The large shareholder groups of Cummins Inc. (NYSE: CMI) have power over the company. Generally speaking, as a company grows, institutions increase their ownership. Conversely, insiders often decrease their ownership over time. Companies that were previously publicly owned tend to have less insider ownership.
Cummins has a market cap of US$32 billion, so it’s too big to fly under the radar. We expect institutions and retail investors to own part of the business. Our analysis of societal ownership below shows that institutions own shares in society. We can zoom in on the different ownership groups, to learn more about Cummins.
What does institutional ownership tell us about Cummins?
Institutions typically measure themselves against a benchmark when reporting to their own investors, so they often become more enthusiastic about a stock once it is included in a major index. We would expect most companies to have some institutions listed, especially if they are growing.
We can see that Cummins has institutional investors; and they own a good part of the shares of the company. This implies that analysts working for these institutions have reviewed the stock and like it. But like everyone else, they can be wrong. It is not uncommon to see a sharp decline in the stock price if two large institutional investors attempt to sell a stock at the same time. So it’s worth checking out Cummins’ past earnings trajectory (below). Of course, keep in mind that there are other factors to consider as well.
Since institutional investors own more than half of the issued shares, the board will likely have to pay attention to their preferences. We note that hedge funds have no significant investment in Cummins. The company’s largest shareholder is The Vanguard Group, Inc., with a 9.0% stake. For context, the second shareholder owns approximately 8.3% of the outstanding shares, followed by a 4.7% ownership by the third shareholder.
Looking at our ownership data, we found that 25 of the major shareholders collectively own less than 50% of the share register, implying that no single individual holds a majority stake.
While studying the institutional ownership of a company can add value to your research, it is also recommended that you research analyst recommendations to better understand a stock’s expected performance. There are a reasonable number of analysts covering the stock, so it can be useful to know their overall view on the future.
Cummins Insider Ownership
The definition of an insider may differ slightly from country to country, but board members still matter. Management is ultimately responsible to the board of directors. However, it is not uncommon for managers to be members of the management board, especially if they are founders or CEOs.
I generally consider insider ownership to be a good thing. However, there are times when it is more difficult for other shareholders to hold the board accountable for decisions.

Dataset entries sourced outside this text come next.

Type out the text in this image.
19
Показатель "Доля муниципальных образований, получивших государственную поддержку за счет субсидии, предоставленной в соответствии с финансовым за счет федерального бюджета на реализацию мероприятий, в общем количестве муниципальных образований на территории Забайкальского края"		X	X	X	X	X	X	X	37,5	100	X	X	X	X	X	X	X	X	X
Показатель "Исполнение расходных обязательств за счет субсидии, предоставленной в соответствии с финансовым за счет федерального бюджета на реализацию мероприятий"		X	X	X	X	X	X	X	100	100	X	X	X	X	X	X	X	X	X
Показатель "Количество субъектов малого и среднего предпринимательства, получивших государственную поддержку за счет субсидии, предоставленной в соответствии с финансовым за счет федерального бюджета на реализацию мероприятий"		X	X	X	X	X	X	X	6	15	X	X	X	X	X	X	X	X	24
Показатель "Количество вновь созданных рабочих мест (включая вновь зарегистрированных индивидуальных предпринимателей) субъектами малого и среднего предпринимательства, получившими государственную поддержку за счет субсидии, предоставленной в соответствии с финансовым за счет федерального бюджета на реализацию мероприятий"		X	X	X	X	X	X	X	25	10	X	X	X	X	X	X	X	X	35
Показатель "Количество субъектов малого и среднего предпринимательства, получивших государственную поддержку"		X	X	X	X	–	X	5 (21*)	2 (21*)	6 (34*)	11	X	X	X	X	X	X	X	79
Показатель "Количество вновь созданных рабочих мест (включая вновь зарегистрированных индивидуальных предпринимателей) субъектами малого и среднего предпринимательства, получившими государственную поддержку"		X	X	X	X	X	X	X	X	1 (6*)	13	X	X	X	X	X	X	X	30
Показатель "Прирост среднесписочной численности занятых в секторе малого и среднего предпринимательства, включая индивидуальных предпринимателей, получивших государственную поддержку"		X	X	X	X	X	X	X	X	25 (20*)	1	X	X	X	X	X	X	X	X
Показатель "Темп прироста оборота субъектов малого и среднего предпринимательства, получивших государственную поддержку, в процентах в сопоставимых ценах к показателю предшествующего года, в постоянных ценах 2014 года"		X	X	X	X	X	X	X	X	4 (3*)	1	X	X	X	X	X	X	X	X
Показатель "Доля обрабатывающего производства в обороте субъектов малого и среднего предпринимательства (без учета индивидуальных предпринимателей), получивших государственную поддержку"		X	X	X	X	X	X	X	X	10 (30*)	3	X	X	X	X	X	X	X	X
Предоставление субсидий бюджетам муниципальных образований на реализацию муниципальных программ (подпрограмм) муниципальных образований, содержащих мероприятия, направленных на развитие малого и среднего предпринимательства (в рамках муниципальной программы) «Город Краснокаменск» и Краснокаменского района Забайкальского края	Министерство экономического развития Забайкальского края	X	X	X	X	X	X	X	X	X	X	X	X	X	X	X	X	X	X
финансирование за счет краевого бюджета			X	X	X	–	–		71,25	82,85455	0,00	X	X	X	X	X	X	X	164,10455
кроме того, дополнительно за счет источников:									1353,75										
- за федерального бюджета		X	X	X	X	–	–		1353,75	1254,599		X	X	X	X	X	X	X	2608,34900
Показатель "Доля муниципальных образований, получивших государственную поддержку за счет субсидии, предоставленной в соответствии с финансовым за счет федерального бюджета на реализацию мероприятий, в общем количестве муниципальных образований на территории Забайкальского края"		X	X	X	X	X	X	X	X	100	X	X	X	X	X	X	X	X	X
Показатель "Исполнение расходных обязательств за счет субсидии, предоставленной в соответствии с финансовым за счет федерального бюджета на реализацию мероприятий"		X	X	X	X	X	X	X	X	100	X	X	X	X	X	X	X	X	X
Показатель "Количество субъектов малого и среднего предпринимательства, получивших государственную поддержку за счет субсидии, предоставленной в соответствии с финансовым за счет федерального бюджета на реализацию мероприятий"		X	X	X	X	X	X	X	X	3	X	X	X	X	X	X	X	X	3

Our information suggests that insiders of Cummins Inc. own less than 1% of the company. It’s a very big company, so it would be surprising to see insiders owning much of the company. Although their stake is less than 1%, we can see that the board members collectively own $137 million worth of shares (at today’s prices). It’s always good to see at least some insider ownership, but it might be worth checking to see if those insiders have sold.
General public property
The general public, who are usually individual investors, hold a 16% stake in Cummins. While that size of ownership might not be enough to sway a policy decision in their favor, they can still have a collective impact on company policies.
I find it very interesting to see who exactly owns a company. But to really get insight, we also need to consider other information. Know that Cummins shows 1 warning sign in our investment analysis you should know…
But finally it’s the future, not the past, that will determine the success of the owners of this business. Therefore, we think it’s advisable to take a look at this free report showing whether analysts are predicting a brighter future.
NB: The figures in this article are calculated using trailing twelve month data, which refers to the 12 month period ending on the last day of the month the financial statements are dated. This may not be consistent with the annual report figures for the full year.
Feedback on this article? Concerned about content? Get in touch with us directly. You can also email the editorial team (at) Simplywallst.com.
This Simply Wall St article is general in nature. We provide commentary based on historical data and analyst forecasts only using unbiased methodology and our articles are not intended to be financial advice. It is not a recommendation to buy or sell stocks and does not take into account your objectives or financial situation. Our goal is to bring you targeted long-term analysis based on fundamental data. Note that our analysis may not take into account the latest announcements from price-sensitive companies or qualitative materials. Simply Wall St has no position in the stocks mentioned.
The views and opinions expressed herein are the views and opinions of the author and do not necessarily reflect those of Nasdaq, Inc.